Proses pemilihan seorang kandidat menjadi pejabat publik merupakan hal yang penting untuk diperhatikan bersama khususnya oleh masyarakat.
Masyarakat harus memiliki pemahaman yang cukup bahwa korupsi politik berbentuk praktik politik uang akan merugikan mereka. Hubungan antara pemimpin dan rakyat hanya sebatas hubungan klientelistik bukan good citizen.
Maka memberikan pendidikan politik kepada masyarakat saat menjelang pemilihan umum sangatlah penting, agar masyarakat memiliki pengetahuan politik yang cukup.
Studi yang dilakukan oleh The Latin American Public Opinion Project (LAPOP) Americas Barometer, Afrobarometer, Money Politics Project di Asia Tenggara menunjukan bahwa Indonesia berada di peringkat ketiga negara di dunia yang paling banyak melakukan praktik jual beli suara atau politik uang.
Indonesia hanya kalah bersaing dibanding Uganda dan Benin.
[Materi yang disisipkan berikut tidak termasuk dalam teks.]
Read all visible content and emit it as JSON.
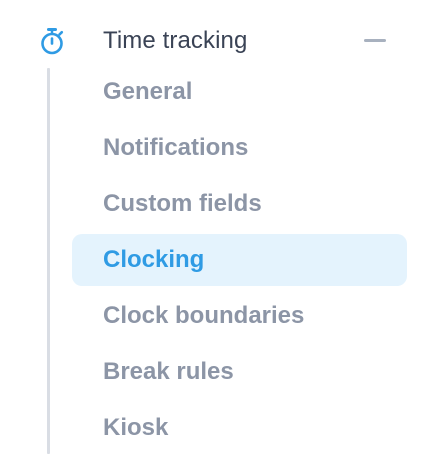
{
  "section": {
    "title": "Time tracking",
    "icon": "stopwatch-icon",
    "collapse_icon": "minus-icon"
  },
  "items": [
    {
      "label": "General",
      "active": false
    },
    {
      "label": "Notifications",
      "active": false
    },
    {
      "label": "Custom fields",
      "active": false
    },
    {
      "label": "Clocking",
      "active": true
    },
    {
      "label": "Clock boundaries",
      "active": false
    },
    {
      "label": "Break rules",
      "active": false
    },
    {
      "label": "Kiosk",
      "active": false
    }
  ],
  "colors": {
    "accent": "#2f9be4",
    "active_background": "#e4f3fd",
    "header_text": "#3a4355",
    "item_text": "#8c95a6",
    "tree_line": "#d9dde4"
  }
}
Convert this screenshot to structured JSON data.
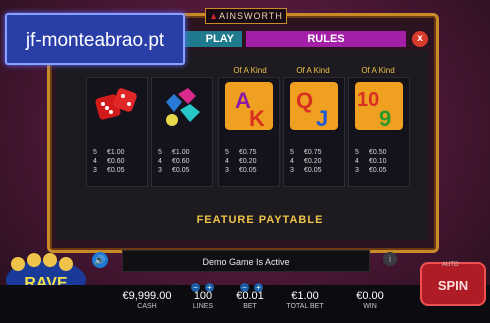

Menurut Manzetti dan Wilson (2007), perilaku masyarakat yang cenderung lemah dalam mendapatkan informasi politik menjadi sasaran utama praktik politik uang.
Peneliti Senior Litbang (Penelitian dan Pengembangan) Kompas Bambang Setiawan mengungkapkan hasil survei tahun 2020 kajian Litbang Kompas soal politik uang, mayoritas responden menjawab untuk tidak melaporkannya kepada pihak berwenang. “Mayoritas masyarakat tidak melaporkan praktik politik uang kepada pihak berwenang,” ujar Bambang.
Sementara mayoritas responden mengaku puas terhadap kinerja Bawaslu dalam mengawasi netralitas aparatur sipil negara (ASN). Hal itu berdasarkan tiga indikator yakni puas, tidak puas, dan tidak tahu.
Bambang mengungkapkan kajian tersebut dalam acara diskusi publik bersama media dan pemantau pemilu dengan tema Persiapan dan Tantangan Penyelenggaraan Pemilu dan Pemilihan Serentak 2024 yang diadakan oleh Bawaslu, di Media Center Bawaslu, di Jakarta, Rabu (16/5/2021) lalu.
Menurut Burhanuddin dkk, (2019), jumlah pemilih yang terlibat politik uang dalam Pemilu 2019 di kisaran 19,4% hingga 33,1%.
Kisaran politik uang ini sangat tinggi menurut standar internasional, dan menempatkan Indonesia sebagai negara dengan peringkat politik uang terbesar nomor tiga sedunia, dengan kata lain politik uang telah menjadi praktik normal baru dalam Pemilu Indonesia.
Hal ini sejalan dengan temuan Bawaslu dan berbagai lembaga survei terdapat kasus politik uang yang terjadi pada Pemilu serentak tahun 2019 antara lain,
Pertama, 12 kasus dugaan politik uang yang terjadi pada masa tenang tanggal 14 sampai dengan 16 April 2019 dan pada hari pencoblosan yaitu 1 kasus Kabupaten Ciamis, 1 kasus Kabupaten Kuningan, 4 kasus terjadi di Kabupaten Pangandaran, 1 kasus di Kota Bandung, 1 kasus di Kabupaten Indramayu, dan 4 kasus di Kabupaten Garut.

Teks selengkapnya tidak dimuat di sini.